La perspectiva humana vuelve a entrar en crisis. Así ocurre también con algunos habitantes damnificados de Chernóbil, que, en los primeros años posteriores al accidente, controlan su lamento y lo activan cada que ven llegar a miembros de una organización de ayuda social. Así ocurre con la canibalización de Chernóbil, la ciudad fantasma, convertida ahora en el punto más importante de las rutas de turismo nuclear.

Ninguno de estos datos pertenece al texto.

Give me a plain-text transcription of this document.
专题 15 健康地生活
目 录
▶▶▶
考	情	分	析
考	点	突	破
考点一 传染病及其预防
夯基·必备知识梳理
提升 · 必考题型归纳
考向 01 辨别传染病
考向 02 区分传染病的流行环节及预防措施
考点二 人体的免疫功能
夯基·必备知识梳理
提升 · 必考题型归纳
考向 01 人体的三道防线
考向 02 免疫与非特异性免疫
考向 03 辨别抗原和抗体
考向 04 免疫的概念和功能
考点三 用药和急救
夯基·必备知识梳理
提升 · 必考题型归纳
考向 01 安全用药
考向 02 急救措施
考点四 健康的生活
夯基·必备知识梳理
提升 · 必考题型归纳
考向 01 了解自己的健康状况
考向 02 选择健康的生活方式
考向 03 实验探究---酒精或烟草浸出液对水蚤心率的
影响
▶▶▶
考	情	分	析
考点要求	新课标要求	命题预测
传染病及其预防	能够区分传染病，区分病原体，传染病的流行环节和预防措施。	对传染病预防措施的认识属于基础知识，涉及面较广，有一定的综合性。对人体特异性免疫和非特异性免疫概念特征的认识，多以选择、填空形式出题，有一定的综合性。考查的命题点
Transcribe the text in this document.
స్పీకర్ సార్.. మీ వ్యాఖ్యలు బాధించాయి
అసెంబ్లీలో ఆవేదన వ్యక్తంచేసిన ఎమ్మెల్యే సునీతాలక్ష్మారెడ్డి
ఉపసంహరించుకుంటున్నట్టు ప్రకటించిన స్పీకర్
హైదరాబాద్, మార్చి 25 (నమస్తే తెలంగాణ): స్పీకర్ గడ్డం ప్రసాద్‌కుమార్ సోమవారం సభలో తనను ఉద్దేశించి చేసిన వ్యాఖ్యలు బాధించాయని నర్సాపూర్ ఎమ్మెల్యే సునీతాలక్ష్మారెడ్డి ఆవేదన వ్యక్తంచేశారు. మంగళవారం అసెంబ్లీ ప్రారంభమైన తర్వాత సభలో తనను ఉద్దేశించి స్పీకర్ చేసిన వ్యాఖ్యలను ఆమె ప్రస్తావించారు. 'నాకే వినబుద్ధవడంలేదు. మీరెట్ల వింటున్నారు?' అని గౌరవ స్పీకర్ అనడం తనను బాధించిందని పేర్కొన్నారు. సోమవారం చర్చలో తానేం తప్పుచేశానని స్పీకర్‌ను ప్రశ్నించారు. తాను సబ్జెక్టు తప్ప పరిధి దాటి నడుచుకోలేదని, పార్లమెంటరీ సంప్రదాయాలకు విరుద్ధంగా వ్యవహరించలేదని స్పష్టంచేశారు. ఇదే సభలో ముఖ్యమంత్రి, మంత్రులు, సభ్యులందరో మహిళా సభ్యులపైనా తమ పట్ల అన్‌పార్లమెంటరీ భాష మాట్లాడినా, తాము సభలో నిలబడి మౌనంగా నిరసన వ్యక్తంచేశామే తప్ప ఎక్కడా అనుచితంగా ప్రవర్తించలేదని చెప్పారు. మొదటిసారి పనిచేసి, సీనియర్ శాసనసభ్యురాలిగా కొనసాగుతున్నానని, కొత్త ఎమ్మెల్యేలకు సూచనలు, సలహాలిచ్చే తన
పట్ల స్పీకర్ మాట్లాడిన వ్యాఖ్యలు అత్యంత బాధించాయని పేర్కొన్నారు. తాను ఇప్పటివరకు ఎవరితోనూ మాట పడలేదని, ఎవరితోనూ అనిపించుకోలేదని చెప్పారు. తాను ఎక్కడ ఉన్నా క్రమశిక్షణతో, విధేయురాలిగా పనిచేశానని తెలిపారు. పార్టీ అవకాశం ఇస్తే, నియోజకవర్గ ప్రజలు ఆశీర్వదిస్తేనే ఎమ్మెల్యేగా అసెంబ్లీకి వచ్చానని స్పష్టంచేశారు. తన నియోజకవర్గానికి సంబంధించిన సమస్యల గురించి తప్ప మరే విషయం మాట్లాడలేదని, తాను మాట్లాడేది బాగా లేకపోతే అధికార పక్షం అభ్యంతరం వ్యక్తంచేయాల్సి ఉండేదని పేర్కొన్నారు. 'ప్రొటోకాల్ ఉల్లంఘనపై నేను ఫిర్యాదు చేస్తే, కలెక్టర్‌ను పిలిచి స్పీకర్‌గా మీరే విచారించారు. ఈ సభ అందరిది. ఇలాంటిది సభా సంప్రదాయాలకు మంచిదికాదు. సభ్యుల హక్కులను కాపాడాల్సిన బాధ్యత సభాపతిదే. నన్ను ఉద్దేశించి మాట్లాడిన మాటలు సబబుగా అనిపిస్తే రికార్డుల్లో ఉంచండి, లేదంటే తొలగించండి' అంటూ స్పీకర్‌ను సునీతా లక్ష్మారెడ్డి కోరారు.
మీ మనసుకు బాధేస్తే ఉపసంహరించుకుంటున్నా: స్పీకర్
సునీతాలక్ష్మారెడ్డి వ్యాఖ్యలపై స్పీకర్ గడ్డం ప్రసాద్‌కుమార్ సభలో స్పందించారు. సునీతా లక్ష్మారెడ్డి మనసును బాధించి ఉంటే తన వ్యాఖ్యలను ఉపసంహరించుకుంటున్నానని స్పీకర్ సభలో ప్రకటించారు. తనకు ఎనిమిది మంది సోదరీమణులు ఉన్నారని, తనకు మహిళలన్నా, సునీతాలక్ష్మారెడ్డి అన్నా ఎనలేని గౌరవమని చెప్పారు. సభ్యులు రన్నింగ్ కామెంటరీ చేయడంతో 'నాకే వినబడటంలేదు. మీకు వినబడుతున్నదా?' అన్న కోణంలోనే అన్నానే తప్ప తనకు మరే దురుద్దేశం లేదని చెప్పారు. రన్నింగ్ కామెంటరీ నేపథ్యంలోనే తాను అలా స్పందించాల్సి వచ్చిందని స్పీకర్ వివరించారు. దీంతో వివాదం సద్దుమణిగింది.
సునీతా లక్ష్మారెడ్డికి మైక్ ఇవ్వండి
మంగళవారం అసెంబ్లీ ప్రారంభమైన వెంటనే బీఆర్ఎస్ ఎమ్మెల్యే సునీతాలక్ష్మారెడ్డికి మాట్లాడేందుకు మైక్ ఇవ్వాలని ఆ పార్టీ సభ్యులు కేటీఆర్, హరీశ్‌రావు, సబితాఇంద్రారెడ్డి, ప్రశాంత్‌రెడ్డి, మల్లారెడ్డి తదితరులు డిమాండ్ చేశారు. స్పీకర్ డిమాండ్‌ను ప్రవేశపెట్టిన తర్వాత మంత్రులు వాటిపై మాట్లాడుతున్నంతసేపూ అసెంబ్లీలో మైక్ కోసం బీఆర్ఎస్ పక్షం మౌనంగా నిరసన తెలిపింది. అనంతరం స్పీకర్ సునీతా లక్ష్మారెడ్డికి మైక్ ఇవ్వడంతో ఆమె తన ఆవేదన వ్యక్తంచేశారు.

En su monólogo, el historiador Alexandr Revalski dice: «¿Qué hace falta? Dar respuesta a la siguiente pregunta: ¿La nación rusa será capaz de realizar una revisión de toda su historia de manera tan global como resultaron capaces los japoneses después de la Segunda Guerra Mundial? O los alemanes. ¿Tendremos el suficiente valor intelectual? Sobre eso casi no se habla. Se habla del mercado, de los cupones de la privatización, de cheques… Una vez más, nos dedicamos a sobrevivir. Toda nuestra energía se consume en eso. Pero el alma se deja a un lado. De nuevo el hombre está solo.

»Entonces, ¿para qué todo esto? ¿Para qué su libro?»

Inmediatamente después, sin embargo, el mismo Revalski se responde: «Un personaje de Bulgákiv, en su Cábala de los beatos, dice: ‘He pecado toda la vida. He sido actriz’. Es la conciencia del carácter pecador del arte. De lo inmoral de su esencia. De este asomarse en las vidas ajenas. Pero el arte es como el suero de un infectado: puede convertirse en la vacuna para otra experiencia.»

Eso es, finalmente, Voces de Chernóbil: una construcción artística brutal y necesaria, como el suero del infectado, que nos muestra el abismo y nos obliga a mirarlo, a pensar en él y a pensarnos en él: el peligro no es la radiación, por supuesto, sino ese contexto en el que la humanidad se enfrenta a una desgracia nueva, para la que no hay explicaciones, formas de enunciar, ni esperanzas posibles. Eso es el horror.